Yeah yeah, I know there are lots of other discussions about battery isolators out there, and I've read a ton, but can't figure out how to solve my problem: my battery won't properly charge from my truck's alternator.
I have a 2015 Fleet Shell model (no shore power), so I rely heavily on the battery charging from my truck's alternator. When I bought the camper, I noticed that the isolator would "click" on and off, and I wasn't getting much charge. Turns out the house battery was old and needed to be replaced. No biggie. I replaced the battery, and it appears that the same thing is happening. So, maybe my truck's battery is bad? Not the case, I tested it with a multimeter, and double checked by having it checked at an auto parts store. Maybe the 10AWG wire isn't big enough and the voltage drop is too high? Possibly... but FWC has repeatedly sworn by it. Bad battery isolator? I don't think so. The true culprit (so far as I can ascertain): Low voltage in the house battery.
For context, I'm running a two battery system in the camper with a Goal Zero Yeti 400 (https://www.goalzero...-power-station/) chained to a 12v deep cycle lead acid battery of the same size (https://www.goalzero...cement-battery/). Using this system, I can plug a solar panel into the Yeti 400 when the car is parked, and the chained battery is attached the the camper's ring terminal connectors. I run a domestic CFX3 50 IM fridge, which has pretty descent power draw. Currently, the goal zero battery is indicating that my batteries are 80% charged. Using a multimeter, I measured the chained battery at 12.4 volts (12.3 when the fridge is running).
The stock Sure Power isolator says in the manual that it will detach the system (i.e. not charge) if the camper battery drops below 12.4-12.9 volts. This explains why it clicks on and off. It is trying to charge the camper battery, but the voltage is too low, so it cuts out. I saw a post where someone replaced their Sure Power isolator with a Blue Sea ML-ACR, which many people consider a superior product. However, the Blue Sea product STILL shuts off when the camper battery drops below 12.5V. The only reason this fix worked is because the ML-ACR includes an override switch to bypass the separator.

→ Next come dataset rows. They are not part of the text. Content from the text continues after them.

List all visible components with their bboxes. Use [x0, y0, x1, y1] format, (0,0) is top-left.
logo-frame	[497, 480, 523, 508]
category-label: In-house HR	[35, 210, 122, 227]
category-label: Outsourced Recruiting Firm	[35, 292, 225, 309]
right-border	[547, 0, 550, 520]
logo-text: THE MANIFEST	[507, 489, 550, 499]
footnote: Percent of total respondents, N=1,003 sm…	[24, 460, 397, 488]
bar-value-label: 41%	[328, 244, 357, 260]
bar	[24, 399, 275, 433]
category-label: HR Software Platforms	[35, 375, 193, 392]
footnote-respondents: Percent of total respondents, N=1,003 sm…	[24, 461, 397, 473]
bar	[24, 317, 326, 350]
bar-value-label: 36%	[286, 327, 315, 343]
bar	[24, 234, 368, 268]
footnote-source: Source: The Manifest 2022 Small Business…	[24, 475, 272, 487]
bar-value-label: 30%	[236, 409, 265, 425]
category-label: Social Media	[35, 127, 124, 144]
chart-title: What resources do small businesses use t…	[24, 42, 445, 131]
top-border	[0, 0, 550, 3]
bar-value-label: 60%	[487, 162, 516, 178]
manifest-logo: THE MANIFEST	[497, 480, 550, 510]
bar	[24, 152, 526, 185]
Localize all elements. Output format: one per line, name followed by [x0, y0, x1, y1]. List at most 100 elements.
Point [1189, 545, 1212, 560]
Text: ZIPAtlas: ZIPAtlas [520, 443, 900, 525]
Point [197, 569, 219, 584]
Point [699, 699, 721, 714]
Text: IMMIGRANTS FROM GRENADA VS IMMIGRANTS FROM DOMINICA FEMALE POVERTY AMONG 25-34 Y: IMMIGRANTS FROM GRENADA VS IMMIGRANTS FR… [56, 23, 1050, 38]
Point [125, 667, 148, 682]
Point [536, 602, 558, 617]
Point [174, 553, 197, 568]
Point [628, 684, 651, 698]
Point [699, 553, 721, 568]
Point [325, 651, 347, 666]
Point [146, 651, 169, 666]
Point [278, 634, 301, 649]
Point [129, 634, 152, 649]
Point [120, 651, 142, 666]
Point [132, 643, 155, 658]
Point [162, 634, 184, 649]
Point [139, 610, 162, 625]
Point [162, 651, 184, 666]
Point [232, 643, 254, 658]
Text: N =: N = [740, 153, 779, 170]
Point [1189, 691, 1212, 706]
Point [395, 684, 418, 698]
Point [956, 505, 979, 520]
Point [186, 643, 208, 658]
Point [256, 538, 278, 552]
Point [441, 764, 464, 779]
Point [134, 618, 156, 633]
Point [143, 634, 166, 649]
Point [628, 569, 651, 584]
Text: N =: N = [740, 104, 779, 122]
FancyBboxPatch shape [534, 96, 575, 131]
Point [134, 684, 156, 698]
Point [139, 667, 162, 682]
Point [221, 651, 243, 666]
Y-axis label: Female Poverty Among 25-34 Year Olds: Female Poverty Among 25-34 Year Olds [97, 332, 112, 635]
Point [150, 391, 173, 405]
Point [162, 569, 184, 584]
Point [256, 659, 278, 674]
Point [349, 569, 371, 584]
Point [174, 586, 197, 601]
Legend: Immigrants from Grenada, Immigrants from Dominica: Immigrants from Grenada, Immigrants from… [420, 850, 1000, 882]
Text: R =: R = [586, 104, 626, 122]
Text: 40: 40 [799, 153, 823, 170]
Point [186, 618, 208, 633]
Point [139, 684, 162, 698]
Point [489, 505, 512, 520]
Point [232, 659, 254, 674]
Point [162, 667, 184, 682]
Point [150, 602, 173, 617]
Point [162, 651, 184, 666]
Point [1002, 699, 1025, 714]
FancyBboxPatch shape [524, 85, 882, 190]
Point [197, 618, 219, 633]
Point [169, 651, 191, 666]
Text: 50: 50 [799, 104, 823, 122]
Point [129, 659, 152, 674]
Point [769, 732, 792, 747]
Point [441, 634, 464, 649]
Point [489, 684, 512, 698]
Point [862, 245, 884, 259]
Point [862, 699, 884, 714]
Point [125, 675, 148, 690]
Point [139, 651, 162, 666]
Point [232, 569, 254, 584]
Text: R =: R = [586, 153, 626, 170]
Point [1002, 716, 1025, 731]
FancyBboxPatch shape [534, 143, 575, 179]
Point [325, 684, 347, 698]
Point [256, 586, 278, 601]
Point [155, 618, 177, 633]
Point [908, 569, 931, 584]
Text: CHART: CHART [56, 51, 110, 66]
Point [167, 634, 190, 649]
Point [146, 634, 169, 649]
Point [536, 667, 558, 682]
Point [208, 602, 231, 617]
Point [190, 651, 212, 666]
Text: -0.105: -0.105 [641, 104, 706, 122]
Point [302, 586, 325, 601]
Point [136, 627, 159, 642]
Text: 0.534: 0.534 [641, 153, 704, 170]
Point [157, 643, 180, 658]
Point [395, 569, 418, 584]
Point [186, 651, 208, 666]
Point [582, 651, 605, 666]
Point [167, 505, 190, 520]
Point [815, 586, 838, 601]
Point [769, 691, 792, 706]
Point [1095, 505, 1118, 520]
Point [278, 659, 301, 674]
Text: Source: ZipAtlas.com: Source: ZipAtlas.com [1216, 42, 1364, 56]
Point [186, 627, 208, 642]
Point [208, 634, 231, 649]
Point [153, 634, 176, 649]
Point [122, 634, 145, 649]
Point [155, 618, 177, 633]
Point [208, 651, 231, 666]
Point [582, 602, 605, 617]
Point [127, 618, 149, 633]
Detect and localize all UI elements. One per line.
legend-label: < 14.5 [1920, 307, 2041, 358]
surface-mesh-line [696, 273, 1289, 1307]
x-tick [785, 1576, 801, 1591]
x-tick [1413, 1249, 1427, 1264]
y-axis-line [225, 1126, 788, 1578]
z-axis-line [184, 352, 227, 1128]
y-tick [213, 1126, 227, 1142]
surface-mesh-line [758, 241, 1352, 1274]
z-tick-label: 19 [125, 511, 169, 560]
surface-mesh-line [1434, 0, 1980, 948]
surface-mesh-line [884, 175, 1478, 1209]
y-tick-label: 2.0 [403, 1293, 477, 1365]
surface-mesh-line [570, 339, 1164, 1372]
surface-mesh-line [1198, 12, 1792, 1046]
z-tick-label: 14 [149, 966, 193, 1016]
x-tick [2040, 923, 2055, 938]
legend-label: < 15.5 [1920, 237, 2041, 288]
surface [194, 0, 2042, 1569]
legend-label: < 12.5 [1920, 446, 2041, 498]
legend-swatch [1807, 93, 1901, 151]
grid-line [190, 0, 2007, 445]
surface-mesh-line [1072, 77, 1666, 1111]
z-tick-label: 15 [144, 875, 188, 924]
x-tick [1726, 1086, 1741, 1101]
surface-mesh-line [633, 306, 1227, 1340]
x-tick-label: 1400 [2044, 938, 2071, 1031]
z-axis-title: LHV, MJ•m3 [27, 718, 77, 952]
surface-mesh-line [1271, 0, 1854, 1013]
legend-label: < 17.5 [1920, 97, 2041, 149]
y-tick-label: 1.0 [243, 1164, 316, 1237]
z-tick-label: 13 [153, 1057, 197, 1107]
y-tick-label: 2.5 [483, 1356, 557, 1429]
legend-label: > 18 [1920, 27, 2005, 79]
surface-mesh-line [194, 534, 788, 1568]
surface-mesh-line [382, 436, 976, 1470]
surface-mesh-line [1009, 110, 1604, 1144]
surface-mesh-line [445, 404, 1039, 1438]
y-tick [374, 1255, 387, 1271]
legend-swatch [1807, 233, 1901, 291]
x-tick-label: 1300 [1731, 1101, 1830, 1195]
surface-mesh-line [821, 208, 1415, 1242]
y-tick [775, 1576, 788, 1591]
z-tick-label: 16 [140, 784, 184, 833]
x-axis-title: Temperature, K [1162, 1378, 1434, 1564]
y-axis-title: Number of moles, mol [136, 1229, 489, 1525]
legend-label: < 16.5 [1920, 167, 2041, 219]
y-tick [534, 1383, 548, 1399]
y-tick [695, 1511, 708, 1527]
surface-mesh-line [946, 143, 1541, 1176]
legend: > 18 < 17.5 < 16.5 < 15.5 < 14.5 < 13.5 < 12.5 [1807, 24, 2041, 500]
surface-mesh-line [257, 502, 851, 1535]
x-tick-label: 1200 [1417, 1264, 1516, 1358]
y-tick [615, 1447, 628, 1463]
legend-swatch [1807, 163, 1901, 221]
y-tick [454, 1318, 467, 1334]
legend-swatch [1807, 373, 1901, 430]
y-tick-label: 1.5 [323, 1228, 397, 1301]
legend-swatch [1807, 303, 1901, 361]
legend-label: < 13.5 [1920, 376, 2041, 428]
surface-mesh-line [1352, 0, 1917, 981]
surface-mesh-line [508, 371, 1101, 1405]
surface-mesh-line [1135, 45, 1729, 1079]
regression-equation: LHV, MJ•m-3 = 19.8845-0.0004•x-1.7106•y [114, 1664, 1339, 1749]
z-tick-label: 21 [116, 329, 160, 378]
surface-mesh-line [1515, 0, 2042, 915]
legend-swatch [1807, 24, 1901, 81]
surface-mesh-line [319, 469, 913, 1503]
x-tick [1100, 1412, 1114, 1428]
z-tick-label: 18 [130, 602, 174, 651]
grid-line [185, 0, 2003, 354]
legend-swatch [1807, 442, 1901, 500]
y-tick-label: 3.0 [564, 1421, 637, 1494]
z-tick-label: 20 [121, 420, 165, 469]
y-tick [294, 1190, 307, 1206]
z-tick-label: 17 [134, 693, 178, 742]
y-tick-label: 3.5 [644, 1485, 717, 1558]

So yes, for an additional cost and a bunch of frustrating installation labor, I could switch to the Blue Sea separator and have a fancy switch to force the batteries to charge while driving, but that seems pretty silly. I'm having a hard time understanding why the cutoff voltage is so high on all of these products. Based on voltage diagrams I've seen for typical 12V batteries, both of these isolators are only able to charge the camper batteries from 90 to 100 percent, but will not work if the battery drops below 90%. That seems absurd. Aren't these supposed to be deep cycle batteries after all? Shouldn't there be a product that can charge them up when they are more drained as long as the alternator is firing? Is there something I'm missing here? Thanks for your help!